You can easily triple this recipe and serve it to company. Use a cast iron pan and instead of flipping the frittata stovetop, finish it in a hot oven and then invert onto a plate to serve.
- 1 large shallot, thinly sliced
- 1 small zucchini, thinly sliced
- 3 eggs, beaten
- 2 tbsp shredded Monterey Jack (or any mild white cheese)
- In a small non-stick skillet, saute the shallot in 1 tablespoon of olive oil over medium-low heat. When they begin to become tender, add the zucchini. Saute the veggies until they are cooked through and beginning to brown, about 4 minutes. With your spatula, spread the zucchini and shallots evenly across the base of the pan. Season the egg with salt and pepper and pour it over the veggies.
- Cook until the bottom of the frittata has set and the top is nearly cooked through, about 3-5 minutes. Using a spatula, loosen the bottom of the pancake.

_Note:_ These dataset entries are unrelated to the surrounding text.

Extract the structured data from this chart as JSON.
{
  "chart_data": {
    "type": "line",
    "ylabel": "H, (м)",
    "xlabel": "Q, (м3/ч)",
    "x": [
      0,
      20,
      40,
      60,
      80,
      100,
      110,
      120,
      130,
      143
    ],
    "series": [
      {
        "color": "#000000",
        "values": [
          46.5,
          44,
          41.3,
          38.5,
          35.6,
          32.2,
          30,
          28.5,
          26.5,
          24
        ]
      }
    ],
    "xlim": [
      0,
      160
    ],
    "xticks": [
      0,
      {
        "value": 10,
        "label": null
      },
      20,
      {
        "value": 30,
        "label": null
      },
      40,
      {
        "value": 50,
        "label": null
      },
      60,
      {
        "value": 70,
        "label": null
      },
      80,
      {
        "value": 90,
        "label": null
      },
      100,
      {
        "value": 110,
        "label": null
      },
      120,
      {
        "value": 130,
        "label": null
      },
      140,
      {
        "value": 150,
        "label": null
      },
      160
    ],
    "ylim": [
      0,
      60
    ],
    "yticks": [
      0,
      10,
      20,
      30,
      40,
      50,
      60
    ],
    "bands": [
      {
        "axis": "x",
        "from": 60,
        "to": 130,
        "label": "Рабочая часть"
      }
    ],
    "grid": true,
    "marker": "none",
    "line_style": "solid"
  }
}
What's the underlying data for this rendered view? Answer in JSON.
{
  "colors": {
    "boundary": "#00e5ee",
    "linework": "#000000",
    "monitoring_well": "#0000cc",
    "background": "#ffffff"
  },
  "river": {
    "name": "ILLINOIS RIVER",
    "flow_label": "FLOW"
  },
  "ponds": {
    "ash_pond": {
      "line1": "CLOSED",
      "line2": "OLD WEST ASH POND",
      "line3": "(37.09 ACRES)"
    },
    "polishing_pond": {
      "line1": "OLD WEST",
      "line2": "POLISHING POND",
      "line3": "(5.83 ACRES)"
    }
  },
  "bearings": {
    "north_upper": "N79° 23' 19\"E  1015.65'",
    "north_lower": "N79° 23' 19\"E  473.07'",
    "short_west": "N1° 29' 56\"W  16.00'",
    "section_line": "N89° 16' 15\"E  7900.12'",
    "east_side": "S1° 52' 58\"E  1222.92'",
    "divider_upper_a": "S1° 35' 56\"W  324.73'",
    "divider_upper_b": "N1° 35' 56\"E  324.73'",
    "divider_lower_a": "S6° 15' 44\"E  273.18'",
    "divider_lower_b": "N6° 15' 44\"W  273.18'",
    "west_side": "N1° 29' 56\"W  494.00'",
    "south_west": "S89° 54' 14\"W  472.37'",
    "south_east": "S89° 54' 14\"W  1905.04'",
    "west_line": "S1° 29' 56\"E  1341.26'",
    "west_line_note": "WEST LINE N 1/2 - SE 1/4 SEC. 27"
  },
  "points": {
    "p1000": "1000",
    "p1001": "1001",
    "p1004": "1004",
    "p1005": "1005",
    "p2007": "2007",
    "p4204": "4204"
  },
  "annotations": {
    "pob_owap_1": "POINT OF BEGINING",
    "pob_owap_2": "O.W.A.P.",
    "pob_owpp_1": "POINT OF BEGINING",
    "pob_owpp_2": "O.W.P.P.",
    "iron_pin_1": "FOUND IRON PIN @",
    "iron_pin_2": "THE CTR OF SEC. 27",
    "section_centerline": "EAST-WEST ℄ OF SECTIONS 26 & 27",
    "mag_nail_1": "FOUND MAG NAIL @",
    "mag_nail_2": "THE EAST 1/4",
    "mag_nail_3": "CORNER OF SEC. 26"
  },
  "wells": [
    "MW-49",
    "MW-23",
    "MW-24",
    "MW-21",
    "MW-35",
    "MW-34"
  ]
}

Peel back one side, and tilt the pan so that the remaining uncooked egg slides to the open surface area. Using a second spatula, gently flip the frittata. Sprinkle the cheese over the top, and cover the pan with a plate to lock in the heat. Cook for another minute or so until the cheese is melted and the underside of the frittata has set. Slide the frittata onto a round plate and serve immediately.